In theory, Obama could have chosen a different path after taking office in 2009, but the historical pattern is clear: if Congress gives a war-time president vast powers related to national security, that president is going to use those powers. The wiser course of action would be the legislative branch acting to keep those powers in check — limiting how far a White House can go — but our contemporary Congress has chosen to do the opposite.

This is, by the way, a bipartisan phenomenon — lawmakers in both parties gave Bush expansive authority in this area, and lawmakers in both parties agreed to keep these powers in Obama’s hands. What’s more, they not only passed laws these measures into law, they chose not to do much in the way of oversight as the surveillance programs grew.

We cannot expect any president to voluntarily give up powers present upon taking office, but at least there have been favorable signs that Obama is starting to ask the right questions. Under normal circumstances we need Congress to do their job. Unfortunately many Democrats were afraid to do this under Bush, and the Republicans are preoccupied by matters which are more important to them, from restricting reproductive rights to voting to repeal Obamacare thirty-seven times.  We also need the courts to do more than rubber stamp requests. Even under the best of circumstances, we cannot count on government to reveal its sins. If not for whistle blowers, we would not know much of what we know about Viet Nam, mistreatment of prisoners at places such as Abu Ghraib, CIA rendition, and the use of drones.

I’m seeing far too many cases of liberals playing down this issue, seeing it as an attack on Obama, when most opposed these provisions of the Patriot Act under George Bush. I’m also seeing some making this about Glenn Greenwald (who says more revelations are coming). I agree that at times he has gone overboard in attacks on Obama, but this is about the facts he is reporting, not his personal views.  Meanwhile the right is divided between those want to attack Obama and big government, contradicting their previous support for big government under George Bush, and those who are such big proponents of an authoritarian surveillance state that they will even overlook the fact, just this one time, that Obama is involved.

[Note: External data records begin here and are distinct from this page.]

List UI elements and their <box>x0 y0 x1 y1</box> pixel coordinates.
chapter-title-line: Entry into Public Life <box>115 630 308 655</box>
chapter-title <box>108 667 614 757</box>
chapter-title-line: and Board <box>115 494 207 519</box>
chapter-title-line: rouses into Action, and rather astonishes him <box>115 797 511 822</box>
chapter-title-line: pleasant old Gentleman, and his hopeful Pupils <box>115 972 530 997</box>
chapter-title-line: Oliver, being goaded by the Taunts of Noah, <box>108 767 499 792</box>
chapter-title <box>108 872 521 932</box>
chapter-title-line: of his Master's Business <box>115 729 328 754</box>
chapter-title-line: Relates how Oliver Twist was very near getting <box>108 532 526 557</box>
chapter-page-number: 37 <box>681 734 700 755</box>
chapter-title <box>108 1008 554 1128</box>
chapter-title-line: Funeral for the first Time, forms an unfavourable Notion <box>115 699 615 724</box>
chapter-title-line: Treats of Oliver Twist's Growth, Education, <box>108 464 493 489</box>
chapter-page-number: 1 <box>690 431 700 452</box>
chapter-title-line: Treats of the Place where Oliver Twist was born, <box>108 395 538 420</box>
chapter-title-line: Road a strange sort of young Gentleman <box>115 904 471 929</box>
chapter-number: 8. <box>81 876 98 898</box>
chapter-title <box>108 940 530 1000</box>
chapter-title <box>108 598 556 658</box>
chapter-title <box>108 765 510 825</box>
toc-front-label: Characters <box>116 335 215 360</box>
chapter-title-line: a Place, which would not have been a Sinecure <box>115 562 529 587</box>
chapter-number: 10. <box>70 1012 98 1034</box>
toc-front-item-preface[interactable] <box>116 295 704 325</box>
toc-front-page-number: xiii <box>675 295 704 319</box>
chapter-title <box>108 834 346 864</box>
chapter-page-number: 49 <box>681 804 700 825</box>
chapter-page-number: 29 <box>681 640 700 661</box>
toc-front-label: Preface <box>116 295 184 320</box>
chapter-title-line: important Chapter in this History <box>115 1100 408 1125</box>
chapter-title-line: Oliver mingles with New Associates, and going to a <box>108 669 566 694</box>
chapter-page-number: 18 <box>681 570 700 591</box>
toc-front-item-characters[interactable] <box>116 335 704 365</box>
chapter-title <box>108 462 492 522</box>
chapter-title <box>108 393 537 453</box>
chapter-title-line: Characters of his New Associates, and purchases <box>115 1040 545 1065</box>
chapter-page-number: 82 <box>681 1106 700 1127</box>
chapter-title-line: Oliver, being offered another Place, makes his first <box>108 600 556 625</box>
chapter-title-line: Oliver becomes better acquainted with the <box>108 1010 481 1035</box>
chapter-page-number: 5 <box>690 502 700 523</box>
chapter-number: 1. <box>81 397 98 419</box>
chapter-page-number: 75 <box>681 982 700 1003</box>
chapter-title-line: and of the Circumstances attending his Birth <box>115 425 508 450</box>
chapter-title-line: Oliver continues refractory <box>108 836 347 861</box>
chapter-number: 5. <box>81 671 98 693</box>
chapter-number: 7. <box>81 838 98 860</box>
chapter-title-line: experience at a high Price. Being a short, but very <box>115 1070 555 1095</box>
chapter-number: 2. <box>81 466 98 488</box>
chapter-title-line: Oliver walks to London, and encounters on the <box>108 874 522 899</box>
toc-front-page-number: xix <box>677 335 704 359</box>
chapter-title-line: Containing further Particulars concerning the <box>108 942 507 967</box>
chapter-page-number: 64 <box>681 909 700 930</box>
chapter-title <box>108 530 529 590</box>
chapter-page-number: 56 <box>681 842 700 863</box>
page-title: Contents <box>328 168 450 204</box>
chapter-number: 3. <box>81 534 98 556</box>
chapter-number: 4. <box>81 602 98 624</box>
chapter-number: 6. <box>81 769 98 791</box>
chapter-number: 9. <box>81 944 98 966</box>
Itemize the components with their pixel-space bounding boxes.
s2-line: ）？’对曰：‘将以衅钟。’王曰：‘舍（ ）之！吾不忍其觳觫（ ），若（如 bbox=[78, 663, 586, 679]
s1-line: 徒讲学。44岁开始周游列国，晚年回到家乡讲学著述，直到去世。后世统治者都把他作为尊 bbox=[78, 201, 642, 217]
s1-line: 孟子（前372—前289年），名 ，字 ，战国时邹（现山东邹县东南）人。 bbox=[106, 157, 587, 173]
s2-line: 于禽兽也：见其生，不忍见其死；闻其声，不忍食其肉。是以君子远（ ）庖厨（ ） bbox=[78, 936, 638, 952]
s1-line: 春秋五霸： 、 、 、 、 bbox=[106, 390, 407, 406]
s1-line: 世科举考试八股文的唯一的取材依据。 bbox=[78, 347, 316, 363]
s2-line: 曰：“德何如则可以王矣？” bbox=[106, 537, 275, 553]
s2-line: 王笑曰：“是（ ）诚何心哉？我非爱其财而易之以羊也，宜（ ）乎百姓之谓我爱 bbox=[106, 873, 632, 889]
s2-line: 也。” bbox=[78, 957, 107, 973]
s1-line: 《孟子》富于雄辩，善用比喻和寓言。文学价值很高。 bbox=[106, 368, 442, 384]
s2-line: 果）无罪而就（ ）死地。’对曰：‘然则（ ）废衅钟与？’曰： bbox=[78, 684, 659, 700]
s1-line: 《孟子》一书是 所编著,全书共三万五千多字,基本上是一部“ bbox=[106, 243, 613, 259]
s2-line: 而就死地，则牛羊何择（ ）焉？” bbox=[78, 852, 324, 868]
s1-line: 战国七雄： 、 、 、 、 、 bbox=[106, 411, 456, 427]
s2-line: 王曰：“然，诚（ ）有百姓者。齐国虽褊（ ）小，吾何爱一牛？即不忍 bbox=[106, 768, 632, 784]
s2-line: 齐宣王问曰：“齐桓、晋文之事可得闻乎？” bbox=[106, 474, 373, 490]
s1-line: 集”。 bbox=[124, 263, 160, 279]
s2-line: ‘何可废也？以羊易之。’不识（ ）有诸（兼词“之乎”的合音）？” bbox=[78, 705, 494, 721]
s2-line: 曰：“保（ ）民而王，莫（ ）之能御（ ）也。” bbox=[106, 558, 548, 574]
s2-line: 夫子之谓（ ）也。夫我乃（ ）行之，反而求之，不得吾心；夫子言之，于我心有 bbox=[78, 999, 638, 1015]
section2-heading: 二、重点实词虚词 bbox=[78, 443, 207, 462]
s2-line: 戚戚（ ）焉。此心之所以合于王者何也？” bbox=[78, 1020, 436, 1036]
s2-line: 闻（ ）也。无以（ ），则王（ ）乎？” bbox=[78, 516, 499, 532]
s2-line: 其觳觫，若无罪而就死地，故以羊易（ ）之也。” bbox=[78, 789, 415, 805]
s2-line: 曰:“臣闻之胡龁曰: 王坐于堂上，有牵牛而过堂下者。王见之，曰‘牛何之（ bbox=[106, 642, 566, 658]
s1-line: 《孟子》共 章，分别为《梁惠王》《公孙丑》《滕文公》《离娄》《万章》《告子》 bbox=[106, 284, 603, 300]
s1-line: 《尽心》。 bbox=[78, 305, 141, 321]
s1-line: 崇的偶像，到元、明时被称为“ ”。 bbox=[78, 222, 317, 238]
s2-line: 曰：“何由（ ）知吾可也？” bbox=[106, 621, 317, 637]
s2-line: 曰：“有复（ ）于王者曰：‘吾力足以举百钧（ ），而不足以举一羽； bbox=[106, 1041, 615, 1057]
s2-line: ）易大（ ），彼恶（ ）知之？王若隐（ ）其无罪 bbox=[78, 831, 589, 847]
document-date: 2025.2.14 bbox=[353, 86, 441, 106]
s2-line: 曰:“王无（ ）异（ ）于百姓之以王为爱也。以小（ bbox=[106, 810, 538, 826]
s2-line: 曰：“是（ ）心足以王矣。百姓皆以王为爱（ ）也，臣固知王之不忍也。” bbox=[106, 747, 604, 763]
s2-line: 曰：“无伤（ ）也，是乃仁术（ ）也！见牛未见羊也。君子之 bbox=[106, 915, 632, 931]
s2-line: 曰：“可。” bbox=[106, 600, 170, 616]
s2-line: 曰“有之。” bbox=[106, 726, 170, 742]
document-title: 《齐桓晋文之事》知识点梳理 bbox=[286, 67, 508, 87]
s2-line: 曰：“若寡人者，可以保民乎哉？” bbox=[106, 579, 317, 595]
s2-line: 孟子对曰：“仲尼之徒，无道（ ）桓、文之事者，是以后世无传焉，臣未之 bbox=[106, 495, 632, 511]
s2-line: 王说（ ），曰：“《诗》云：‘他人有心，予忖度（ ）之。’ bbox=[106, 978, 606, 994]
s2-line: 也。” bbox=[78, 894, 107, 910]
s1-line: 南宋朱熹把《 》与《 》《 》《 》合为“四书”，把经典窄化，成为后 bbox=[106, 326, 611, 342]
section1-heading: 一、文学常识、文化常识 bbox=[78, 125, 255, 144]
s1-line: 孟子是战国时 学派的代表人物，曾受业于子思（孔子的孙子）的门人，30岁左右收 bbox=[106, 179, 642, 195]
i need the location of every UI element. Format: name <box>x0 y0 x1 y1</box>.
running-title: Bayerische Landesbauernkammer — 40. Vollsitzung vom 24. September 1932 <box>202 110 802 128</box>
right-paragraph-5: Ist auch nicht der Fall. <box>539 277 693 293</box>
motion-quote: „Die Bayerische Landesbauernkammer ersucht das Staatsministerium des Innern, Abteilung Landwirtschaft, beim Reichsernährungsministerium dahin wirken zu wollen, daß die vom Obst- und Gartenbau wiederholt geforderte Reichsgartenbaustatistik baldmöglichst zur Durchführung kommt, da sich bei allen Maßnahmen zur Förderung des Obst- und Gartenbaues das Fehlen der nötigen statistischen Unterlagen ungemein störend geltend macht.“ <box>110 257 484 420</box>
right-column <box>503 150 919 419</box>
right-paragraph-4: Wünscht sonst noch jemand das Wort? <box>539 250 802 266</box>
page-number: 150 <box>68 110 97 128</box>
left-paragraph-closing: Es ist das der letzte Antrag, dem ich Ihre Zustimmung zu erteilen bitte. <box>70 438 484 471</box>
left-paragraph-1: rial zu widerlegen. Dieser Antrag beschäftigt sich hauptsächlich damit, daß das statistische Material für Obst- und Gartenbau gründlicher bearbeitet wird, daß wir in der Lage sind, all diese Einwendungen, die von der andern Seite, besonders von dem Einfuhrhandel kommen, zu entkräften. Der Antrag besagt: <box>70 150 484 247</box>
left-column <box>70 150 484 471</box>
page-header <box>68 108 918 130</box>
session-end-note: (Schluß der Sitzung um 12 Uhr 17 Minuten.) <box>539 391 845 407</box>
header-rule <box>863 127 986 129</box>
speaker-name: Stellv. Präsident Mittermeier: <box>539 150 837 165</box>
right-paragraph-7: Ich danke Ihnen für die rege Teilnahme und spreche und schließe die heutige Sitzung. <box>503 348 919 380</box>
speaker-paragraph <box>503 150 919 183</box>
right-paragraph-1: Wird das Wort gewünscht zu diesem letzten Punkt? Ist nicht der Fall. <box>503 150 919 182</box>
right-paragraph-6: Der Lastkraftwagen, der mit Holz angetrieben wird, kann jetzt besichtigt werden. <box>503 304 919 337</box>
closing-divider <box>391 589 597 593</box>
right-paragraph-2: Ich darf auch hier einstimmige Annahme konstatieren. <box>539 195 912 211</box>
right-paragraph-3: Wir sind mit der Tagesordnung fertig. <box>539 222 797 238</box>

Another poor response I’m seeing is a comparison to all the information we give up when we go shopping, or post on Facebook. There is absolutely no comparison to information which is given voluntarily and to a retail store as opposed to information being secretly obtained by a government. When Google was accused of possessing too much information they initiated action to notify users of the information they have and offer ways to opt out. This might not be completely satisfying, but it is far preferable to a government system where it is illegal to even discuss requests for information.